What it does not support
The clever crossover controls for who the physicians are. It does nothing for what changed between the two sittings. There is no non-intervention arm — no group that took the second test with the tool but without the course, or with the course but without the tool. Three things therefore moved together and cannot be told apart: learning from the workshop, the raw assistance of GPT-4, and ordinary familiarity with a second, similar exam. The headline credits the teaching. The data can credit, at most, 'trained physician plus model' — and a clinician's instinct is that a capable model answering structured multiple-choice questions is carrying a fair share of that load on its own.
“The crossover controls for who the physicians are. It does nothing for what changed between the two sittings.”

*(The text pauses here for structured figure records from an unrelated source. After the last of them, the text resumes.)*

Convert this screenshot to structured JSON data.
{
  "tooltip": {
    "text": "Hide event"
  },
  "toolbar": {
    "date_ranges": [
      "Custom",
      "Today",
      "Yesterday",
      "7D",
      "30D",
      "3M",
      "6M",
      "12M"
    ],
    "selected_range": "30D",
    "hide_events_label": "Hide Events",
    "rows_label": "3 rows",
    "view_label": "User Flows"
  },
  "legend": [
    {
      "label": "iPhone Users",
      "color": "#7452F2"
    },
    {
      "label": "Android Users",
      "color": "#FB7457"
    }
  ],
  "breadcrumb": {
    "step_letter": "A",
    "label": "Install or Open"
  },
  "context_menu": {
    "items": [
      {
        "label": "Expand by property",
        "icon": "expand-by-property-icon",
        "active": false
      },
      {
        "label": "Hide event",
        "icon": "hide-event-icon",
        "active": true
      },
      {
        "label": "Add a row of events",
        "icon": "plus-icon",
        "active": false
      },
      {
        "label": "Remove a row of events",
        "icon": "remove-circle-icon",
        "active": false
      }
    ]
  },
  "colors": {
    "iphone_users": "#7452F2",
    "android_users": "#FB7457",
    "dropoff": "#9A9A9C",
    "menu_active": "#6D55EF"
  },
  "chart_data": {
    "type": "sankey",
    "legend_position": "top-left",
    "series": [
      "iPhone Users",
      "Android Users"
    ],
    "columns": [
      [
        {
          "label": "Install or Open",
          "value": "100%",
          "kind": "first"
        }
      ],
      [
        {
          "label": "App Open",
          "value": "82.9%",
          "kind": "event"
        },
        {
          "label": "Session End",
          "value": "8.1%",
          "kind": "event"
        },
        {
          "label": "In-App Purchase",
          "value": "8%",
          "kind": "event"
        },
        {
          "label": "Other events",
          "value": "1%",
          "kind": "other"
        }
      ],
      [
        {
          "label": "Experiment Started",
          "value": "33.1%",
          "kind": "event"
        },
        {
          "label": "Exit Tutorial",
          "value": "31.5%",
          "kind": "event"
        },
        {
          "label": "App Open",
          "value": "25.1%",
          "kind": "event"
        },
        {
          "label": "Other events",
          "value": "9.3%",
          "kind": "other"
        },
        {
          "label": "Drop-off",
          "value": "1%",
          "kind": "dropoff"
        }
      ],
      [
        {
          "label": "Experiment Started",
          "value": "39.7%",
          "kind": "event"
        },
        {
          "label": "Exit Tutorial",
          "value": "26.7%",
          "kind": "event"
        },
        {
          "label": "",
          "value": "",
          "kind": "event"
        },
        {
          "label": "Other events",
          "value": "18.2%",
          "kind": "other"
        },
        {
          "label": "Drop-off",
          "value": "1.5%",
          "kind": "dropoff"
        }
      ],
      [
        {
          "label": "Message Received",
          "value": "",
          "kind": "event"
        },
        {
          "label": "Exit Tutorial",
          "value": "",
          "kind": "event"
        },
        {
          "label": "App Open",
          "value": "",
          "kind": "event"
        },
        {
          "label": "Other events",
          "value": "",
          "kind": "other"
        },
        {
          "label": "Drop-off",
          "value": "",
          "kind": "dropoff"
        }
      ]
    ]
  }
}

The authors are admirably plain about this. Their own limitations section states that the design "does not allow isolation of the effect of the tailored AI training course from AI use without training." They add a second caveat that cuts the other way: the people who volunteered for a time-intensive AI study were probably warmer to AI than physicians at large, so the effect could be either inflated by selection or, as they argue, an underestimate of what a less-receptive colleague might gain. Either way, the result may not transfer to the sceptic down the corridor. And the outcome was a test score, not care delivered. A higher mark on assessment scenarios is not a shorter diagnostic odyssey, a correct prescription or a patient spared harm; nobody was followed forward, and the durability of the gain is unknown.
Why it matters here
None of this makes the study unimportant — it makes its lesson narrower and, arguably, more honest than the number suggests. What it genuinely shows is that physicians given a short, structured orientation use a general-purpose model on clinical-reasoning tasks markedly better than they perform unaided, and that this holds across countries and across levels of prior exposure. For continuing medical education that is a real signal: these tools are arriving in clinics whether or not anyone teaches their use, and a brief, low-cost, fully online orientation measurably changes how they are used — on paper. The question the study cannot close is the one that decides whether any of this belongs in a curriculum: how much of the measured competence travels from the test into the consultation, how long it lasts, and how much survives once you account for simply having the model in the room.
Source: Qunaibi EA, Al-Qaaneh AM, Ismail BF, et al. Effectiveness of Informed AI Use on Clinical Competence of General Practitioners and Internists: Pre-Post Intervention Study. JMIR Medical Education 2026;12:e75534. A single-cohort, within-subject crossover with no non-intervention control arm, in self-selected volunteers, measuring test performance rather than patient outcomes; the post-test permitted AI assistance and the baseline did not.